Und nun, am Ende dieses Projekts kann ich nur noch sagen: Ich danke dem Löwenzahn Verlag und meiner Familie für alles, was ich in den letzten Monaten erfahren durfte!

4 Kommentare

  • Silke (alias wuerzsilie)

    Wow Gita, endlich gibts das Backbuch von dir. Wie haben wir uns danach gesehnt 🙂
    Ich habs gleich bestellt und bin schon quietsch-neugierig.
    Dank des Making offs wirds noch aufregender. Ich kann fast ein bisschen mitfühlen, wie es dir ging.
    Herzlichen Grlückwunsch!
    … übrigens auch zu eurem Gemeinschaftswerk: „Ab heute vegan“, das ich auch schon weiterverliehen habe.
    Ich werds weitersagen …
    Liebste Grüße wiedermal
    Silke

  • Gleixner Karin

    … und es ist grandios geworden. Tolle Rezepte, phantastische Bilder, wertvolle Grundinformationen und toll zum Verschenken auch an Nicht-Veganer (der Einstieg gelingt damit bestimmt). Herzlichen Glückwunsch zu diesem tollen Werk, für mich das „best of“ unter allen veganen Backbüchern, die ich bisher gelesen habe.

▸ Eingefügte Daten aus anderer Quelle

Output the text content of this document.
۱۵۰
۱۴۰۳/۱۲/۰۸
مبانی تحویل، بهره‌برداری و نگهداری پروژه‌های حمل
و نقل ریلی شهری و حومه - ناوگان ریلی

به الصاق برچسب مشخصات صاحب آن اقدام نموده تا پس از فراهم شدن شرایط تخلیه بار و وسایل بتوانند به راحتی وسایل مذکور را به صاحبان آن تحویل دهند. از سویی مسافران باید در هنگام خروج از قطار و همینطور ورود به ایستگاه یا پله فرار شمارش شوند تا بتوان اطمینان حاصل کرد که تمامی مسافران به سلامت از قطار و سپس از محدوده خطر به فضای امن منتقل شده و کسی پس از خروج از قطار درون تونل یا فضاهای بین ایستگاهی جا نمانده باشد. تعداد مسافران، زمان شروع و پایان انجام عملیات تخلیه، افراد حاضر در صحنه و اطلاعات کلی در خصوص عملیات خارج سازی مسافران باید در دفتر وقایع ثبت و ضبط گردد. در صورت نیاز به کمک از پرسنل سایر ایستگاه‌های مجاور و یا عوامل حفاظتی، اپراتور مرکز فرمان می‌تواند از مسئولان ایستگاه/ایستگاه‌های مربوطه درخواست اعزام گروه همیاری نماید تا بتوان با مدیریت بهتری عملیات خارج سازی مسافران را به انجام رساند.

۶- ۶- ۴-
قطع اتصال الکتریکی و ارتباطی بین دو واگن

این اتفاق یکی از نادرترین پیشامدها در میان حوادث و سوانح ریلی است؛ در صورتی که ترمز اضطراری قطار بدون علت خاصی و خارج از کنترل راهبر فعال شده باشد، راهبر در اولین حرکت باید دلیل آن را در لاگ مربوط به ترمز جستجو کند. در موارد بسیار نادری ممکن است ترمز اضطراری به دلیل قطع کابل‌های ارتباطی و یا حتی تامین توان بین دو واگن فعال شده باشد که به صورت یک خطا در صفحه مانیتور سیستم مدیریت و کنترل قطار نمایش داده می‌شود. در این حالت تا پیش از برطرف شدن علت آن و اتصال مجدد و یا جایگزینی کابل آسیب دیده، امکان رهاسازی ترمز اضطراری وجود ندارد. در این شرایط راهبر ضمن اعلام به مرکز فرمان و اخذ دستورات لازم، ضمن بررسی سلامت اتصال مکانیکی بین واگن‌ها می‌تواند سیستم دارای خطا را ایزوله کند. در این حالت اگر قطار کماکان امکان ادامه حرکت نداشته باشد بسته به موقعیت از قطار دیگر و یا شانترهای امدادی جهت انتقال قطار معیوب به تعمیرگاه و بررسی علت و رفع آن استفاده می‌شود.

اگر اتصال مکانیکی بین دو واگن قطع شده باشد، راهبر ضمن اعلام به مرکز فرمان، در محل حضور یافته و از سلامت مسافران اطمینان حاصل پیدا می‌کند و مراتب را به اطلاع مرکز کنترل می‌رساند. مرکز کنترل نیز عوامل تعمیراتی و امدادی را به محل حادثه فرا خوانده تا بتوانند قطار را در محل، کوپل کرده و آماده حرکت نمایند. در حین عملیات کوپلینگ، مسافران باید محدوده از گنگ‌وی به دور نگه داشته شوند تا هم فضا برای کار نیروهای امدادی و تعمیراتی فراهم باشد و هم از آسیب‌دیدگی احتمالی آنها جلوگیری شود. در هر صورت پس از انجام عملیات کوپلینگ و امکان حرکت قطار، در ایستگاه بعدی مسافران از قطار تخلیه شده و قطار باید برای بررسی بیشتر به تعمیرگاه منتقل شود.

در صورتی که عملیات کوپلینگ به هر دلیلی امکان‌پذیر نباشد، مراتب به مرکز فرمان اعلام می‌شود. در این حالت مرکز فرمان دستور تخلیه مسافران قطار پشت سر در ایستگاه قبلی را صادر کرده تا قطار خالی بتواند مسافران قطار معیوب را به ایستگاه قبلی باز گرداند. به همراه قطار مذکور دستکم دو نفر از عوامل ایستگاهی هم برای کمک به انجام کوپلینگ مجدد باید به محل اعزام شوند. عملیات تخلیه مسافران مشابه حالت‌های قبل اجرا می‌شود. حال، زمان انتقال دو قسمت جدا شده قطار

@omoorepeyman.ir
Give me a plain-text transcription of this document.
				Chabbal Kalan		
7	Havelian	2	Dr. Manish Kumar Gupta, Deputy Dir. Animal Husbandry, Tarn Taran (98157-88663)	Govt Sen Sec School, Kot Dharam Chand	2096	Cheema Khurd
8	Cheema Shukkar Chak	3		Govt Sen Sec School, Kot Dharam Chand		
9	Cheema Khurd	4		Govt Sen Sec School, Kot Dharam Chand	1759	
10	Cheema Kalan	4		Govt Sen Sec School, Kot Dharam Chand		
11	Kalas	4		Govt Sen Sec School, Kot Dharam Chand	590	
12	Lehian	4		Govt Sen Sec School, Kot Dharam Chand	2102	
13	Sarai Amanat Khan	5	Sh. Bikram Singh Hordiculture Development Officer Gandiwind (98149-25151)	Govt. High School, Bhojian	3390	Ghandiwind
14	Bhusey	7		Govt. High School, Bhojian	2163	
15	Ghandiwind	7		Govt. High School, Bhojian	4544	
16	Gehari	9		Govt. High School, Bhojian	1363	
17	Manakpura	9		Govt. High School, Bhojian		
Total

Das Fieber geht weiter: ich werde mich „durchbacken“ durch dieses vegane Werk mit so viel Herzblut :-). Liebe Grüße Karin Gleixner

  • Helmut

    Hallo Brigitte,
    ich habe die „vegangen Backträume“ im Internet entdeckt und konnte es heute im Buchhandel abholen. Schenke es meiner Tochter, die gerade das vegane Kochen und Backen für sich entdeckt.
    Gratuliere dir zu dem tollen Buch und wünsche weiterhin viel Erfolg mit den Backwerken!